I  exited out of HDFC Bank and RBL Bank to add to Repro (a Just- In- Time  book producer), HFCL (a supplier to behemoth Reliance Jio fiber optic  network), Apex Frozen Foods (seafood packaging and distribution company)  and Meghmani Organics (chemical supplier with a sticky global customer  base). 


No hedges were placed in the  portfolio along with my line of thinking as noted in my last update. I  still am unclear that I have successfully understood the impact of lower  interest rates on stock prices.


Some  events or glimpses of memories have stuck with me ever since childhood.  I would like to share two such instances. It was a usual morning right  before my school was about to begin for the day (I was appearing for my  GCSE/ high school graduation examination soon) when my Science teacher,  Mr. Brito caught hold of me and said "Saptarshi, I think you have it in you to do well but it looks like you don't try hard enough".  I think ever since then, I have always somehow subconsciously thought  that I can always do better than I have done, that I can push myself  harder and try to achieve what I thought difficult. I have realized this  innate nature of man (atleast myself) to live in self-denial that he is  doing his best. I sincerely believe now that there is no best at all  but just a best effort which can be bettered. 


Later  on, during my early years in financial services at one of my previous  employers, my boss, Mr.

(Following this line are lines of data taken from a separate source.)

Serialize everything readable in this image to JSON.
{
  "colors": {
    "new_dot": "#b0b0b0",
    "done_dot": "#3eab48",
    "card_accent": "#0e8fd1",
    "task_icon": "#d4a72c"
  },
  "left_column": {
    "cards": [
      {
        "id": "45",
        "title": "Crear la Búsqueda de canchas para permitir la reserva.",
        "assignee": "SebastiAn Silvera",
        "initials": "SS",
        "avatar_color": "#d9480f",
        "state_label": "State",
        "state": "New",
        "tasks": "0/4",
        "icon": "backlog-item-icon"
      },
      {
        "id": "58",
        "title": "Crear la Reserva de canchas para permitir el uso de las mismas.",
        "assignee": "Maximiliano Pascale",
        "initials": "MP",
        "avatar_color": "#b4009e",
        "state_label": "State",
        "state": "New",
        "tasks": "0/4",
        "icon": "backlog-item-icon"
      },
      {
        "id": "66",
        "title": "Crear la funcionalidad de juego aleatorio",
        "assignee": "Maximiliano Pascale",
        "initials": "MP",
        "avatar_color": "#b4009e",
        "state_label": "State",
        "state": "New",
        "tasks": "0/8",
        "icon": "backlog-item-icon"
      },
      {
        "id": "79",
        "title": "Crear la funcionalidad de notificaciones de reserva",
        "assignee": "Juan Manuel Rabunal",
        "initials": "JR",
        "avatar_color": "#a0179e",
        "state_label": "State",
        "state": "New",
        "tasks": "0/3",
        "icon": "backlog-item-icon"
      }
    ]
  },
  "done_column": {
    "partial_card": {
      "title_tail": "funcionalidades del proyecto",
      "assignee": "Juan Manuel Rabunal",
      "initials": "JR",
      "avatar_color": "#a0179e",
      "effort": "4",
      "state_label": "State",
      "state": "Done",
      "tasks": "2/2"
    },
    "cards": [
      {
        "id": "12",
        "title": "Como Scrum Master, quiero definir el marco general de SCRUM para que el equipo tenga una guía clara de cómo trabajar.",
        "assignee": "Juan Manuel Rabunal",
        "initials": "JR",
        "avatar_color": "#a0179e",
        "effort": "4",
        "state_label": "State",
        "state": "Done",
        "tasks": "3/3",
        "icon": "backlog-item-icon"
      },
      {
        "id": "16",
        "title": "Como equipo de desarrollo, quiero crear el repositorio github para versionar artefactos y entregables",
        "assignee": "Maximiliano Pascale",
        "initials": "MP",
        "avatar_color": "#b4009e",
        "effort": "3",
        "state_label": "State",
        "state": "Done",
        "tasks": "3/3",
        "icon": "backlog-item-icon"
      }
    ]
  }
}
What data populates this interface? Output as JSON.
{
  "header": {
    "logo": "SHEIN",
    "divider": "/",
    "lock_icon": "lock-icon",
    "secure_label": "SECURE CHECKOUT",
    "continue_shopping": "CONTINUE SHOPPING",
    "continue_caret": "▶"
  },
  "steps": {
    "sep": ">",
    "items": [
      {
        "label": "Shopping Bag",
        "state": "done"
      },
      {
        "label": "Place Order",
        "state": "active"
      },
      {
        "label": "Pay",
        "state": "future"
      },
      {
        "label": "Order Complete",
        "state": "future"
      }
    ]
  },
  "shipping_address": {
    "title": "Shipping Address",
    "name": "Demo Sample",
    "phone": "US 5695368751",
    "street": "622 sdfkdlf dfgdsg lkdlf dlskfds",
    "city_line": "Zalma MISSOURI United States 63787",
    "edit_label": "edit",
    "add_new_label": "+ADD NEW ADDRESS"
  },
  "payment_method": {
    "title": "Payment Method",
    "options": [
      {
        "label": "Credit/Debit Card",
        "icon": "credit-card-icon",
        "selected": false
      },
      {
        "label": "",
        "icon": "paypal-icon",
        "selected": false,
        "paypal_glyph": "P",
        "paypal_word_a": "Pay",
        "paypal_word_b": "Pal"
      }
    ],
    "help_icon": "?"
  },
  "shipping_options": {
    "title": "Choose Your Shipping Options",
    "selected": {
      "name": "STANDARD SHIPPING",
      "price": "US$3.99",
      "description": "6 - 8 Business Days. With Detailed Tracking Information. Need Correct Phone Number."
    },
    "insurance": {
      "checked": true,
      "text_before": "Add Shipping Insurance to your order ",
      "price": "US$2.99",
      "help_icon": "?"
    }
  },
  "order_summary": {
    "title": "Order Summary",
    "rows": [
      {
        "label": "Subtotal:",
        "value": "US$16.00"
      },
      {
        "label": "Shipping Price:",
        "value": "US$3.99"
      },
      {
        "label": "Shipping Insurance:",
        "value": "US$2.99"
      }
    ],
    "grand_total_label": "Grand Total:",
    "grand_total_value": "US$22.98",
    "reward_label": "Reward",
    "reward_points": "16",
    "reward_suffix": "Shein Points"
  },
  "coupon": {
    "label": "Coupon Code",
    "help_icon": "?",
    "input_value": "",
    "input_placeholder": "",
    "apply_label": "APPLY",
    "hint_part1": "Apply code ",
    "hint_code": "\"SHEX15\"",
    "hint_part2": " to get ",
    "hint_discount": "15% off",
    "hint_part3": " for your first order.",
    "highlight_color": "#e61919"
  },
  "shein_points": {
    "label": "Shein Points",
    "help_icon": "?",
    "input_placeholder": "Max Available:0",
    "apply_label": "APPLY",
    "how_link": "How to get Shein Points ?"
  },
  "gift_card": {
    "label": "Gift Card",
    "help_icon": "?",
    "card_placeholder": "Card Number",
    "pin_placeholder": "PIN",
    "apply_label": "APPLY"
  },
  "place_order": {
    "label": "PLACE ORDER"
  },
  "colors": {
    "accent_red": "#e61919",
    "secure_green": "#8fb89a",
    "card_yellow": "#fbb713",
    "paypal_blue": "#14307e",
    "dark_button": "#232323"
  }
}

Limbu, would show me two fingers whenever I  would show him my work and he would come up with suggestions of how to  better the work output. Back then, I found it quite irritating to find  that he was right most of the time on his suggestions. His two fingers  always meant "Two steps ahead of you".  After I started out on my own, I have really learnt the value of that  two fingers. The glimpses of those two fingers in my memory always  signifies the value of thinking ahead. I have come to think that  thinking ahead is a skill that one has to develop as humans by nature  and evolution are still inclined to think for the immediate future.  Investing in its entirety may be attributed to the skill of  thinking about a range of possibilities of future outcomes. I think it's  a skill which has no end point but only a journey.  


Maybe  true learnings are in disconnected forms in the head and sometimes  takes years to come to recognition. I am just thankful that those  learnings did not cost me a college tuition.